显示指定路径的HDFS文件,可以一次显示多个文件。

指定-ignoreCrc参数后,可以使用正则表达式来筛选要显示的文件。

示例:

hadoop fs -cat hdfs://ClusterTest/myhdfsfiles/hdfs1
hdfs://ClusterTest/myhdfsfiles/wc.txt

hadoop fs -cat -ignoreCrc hdfs://ClusterTest/myhdfsfiles/*.txt

3、checksum

-checksum  ...:    Dump checksum information for files that match the file
        pattern  to stdout. Note that this requires a round-trip
        to a datanode storing each block of the file, and thus is not
        efficient to run on a large number of files. The checksum of a
        file depends on its content, block size and the checksum
        algorithm and parameters used for creating the file.

返回文件的校验信息。

举例:

hadoop fs -checksum hdfs://ClusterTest/myhdfsfiles/wc.txt

4、chgrp

chgrp [-R] GROUP PATH...:   This is equivalent to -chown ... :GROUP ...

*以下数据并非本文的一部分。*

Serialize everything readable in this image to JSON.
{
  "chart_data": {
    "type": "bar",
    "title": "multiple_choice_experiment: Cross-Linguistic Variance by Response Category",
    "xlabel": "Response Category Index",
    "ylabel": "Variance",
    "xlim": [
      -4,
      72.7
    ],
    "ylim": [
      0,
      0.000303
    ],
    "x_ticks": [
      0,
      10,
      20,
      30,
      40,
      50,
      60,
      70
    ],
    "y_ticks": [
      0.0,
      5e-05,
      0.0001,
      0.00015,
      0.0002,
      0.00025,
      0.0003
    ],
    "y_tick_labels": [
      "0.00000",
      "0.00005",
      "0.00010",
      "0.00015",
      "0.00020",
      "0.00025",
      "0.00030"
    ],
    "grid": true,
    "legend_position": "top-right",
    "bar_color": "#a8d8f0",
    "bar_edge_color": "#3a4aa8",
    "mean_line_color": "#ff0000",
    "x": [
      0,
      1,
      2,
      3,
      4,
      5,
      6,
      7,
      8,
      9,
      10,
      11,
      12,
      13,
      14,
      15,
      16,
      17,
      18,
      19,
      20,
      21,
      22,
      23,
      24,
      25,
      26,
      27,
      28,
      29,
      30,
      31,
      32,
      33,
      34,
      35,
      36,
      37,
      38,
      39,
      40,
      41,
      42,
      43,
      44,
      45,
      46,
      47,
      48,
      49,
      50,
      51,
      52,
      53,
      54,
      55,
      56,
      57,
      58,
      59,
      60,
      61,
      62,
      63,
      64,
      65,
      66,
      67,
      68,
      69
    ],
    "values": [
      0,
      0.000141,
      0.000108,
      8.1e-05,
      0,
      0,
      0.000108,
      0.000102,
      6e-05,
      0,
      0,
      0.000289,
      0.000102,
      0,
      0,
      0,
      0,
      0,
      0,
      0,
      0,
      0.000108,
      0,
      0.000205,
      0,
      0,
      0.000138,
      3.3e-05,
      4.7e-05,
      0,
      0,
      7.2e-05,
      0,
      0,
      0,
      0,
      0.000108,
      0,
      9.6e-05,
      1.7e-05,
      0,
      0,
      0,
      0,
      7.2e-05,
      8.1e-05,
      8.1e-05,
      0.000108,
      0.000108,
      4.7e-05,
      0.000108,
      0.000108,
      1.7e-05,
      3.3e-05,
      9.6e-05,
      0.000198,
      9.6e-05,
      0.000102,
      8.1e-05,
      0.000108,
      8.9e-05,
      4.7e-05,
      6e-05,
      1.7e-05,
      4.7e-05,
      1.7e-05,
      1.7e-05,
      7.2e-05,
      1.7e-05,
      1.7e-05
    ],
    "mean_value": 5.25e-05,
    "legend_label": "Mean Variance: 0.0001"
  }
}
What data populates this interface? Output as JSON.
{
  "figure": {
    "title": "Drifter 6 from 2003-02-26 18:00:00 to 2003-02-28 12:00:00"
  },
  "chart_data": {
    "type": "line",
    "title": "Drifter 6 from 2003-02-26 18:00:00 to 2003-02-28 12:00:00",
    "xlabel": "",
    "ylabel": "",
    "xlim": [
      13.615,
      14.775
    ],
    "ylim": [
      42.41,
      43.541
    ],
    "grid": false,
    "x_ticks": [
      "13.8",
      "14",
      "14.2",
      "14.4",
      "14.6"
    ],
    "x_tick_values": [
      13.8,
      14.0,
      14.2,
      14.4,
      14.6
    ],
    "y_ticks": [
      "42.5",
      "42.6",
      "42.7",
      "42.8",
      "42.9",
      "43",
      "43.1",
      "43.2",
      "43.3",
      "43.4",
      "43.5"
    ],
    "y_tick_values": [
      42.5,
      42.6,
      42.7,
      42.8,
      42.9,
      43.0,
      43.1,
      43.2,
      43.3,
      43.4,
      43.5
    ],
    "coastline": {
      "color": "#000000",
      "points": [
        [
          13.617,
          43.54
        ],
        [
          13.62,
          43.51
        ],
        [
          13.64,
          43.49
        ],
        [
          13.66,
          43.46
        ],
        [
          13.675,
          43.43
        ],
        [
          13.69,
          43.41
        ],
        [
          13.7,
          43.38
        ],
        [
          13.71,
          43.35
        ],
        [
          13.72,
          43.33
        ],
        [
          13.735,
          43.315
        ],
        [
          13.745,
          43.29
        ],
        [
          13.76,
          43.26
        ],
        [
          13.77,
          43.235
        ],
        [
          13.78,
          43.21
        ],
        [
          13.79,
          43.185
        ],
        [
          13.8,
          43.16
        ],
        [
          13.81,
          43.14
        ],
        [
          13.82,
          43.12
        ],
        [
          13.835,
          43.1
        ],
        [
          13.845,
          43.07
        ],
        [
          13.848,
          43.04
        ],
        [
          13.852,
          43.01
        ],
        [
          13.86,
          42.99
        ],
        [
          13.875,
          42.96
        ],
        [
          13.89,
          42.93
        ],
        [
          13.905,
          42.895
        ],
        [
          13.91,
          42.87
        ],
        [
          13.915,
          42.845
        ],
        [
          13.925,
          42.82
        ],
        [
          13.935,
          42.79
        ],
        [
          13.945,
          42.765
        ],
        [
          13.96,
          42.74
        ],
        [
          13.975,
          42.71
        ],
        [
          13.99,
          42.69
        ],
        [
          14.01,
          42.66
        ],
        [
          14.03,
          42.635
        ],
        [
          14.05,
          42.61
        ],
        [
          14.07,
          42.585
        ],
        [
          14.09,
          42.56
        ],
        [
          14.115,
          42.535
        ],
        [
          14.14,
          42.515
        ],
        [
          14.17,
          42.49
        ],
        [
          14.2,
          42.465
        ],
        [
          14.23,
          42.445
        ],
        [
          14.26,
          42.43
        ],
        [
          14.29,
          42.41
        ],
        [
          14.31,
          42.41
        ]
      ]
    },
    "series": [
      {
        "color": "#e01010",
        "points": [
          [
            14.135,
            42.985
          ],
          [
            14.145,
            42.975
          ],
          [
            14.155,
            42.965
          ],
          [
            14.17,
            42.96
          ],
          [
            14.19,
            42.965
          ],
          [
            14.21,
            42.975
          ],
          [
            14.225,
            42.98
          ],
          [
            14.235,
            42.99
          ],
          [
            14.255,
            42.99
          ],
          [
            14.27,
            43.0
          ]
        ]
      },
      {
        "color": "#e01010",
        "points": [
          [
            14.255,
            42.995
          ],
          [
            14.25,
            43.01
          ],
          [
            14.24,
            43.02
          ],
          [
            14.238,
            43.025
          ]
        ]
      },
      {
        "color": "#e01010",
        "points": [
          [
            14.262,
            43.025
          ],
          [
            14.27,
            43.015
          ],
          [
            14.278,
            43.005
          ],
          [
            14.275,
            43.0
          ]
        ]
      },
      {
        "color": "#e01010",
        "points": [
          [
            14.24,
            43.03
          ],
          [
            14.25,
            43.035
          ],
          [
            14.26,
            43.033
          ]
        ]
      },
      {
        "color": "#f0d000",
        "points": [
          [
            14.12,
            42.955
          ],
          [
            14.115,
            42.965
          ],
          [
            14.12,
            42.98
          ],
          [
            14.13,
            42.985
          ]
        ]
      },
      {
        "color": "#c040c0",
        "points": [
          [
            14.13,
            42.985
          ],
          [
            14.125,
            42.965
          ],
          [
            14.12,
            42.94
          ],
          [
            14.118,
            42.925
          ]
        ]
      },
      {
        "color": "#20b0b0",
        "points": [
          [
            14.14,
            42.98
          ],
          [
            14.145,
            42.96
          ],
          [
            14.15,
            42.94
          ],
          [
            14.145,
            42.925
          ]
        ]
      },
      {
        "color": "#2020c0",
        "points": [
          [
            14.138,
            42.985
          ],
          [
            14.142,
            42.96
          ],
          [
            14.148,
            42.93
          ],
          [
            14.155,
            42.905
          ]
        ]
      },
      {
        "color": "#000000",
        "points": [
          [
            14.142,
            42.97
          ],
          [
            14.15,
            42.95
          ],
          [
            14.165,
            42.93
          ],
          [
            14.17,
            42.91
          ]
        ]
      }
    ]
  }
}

改变文件所属的组。使用-R将使改变在目录结构下递归进行。命令的使用者必须是文件的所有者或者超级用户。

举例:

hadoop fs -chgrp -R centosg
hdfs://ClusterTest/myhdfsfiles/wc.txt

5、chmod

-chmod [-R]  PATH...:   Changes permissions of a file.
            This works similar to shell's chmod with a few exceptions.

        -R  modifies the files recursively. This is the only option
            currently supported.

        MODE    Mode is same as mode used for chmod shell command.
            Only letters recognized are 'rwxXt'. E.g. +t,a+r,g-w,+rwx,o=r

        OCTALMODE Mode specifed in 3 or 4 digits. If 4 digits, the first may
        be 1 or 0 to turn the sticky bit on or off, respectively.  Unlike shell command, it is not possible to specify only part of the mode
            E.g. 754 is same as u=rwx,g=rx,o=r

            If none of 'augo' is specified, 'a' is assumed and unlike
            shell command, no umask is applied.

改变文件的权限. 使用-R 将使改变在目录结构下递归进行。命令的使用者必须是文件的所有者或者超级用户。

举例:

hadoop fs -chmod -R 777 hdfs://ClusterTest/myhdfsfiles

6、chown

-chown [-R] [OWNER][:[GROUP]] PATH...:  Changes owner and group of a file.
            This is similar to shell's chown with a few exceptions.

            -R  modifies the files recursively. This is the only option
            currently supported.

            If only owner or group is specified then only owner or
            group is modified.

            The owner and group names may only consist of digits, alphabet,
            and any of [-_./@a-zA-Z0-9]. The names are case sensitive.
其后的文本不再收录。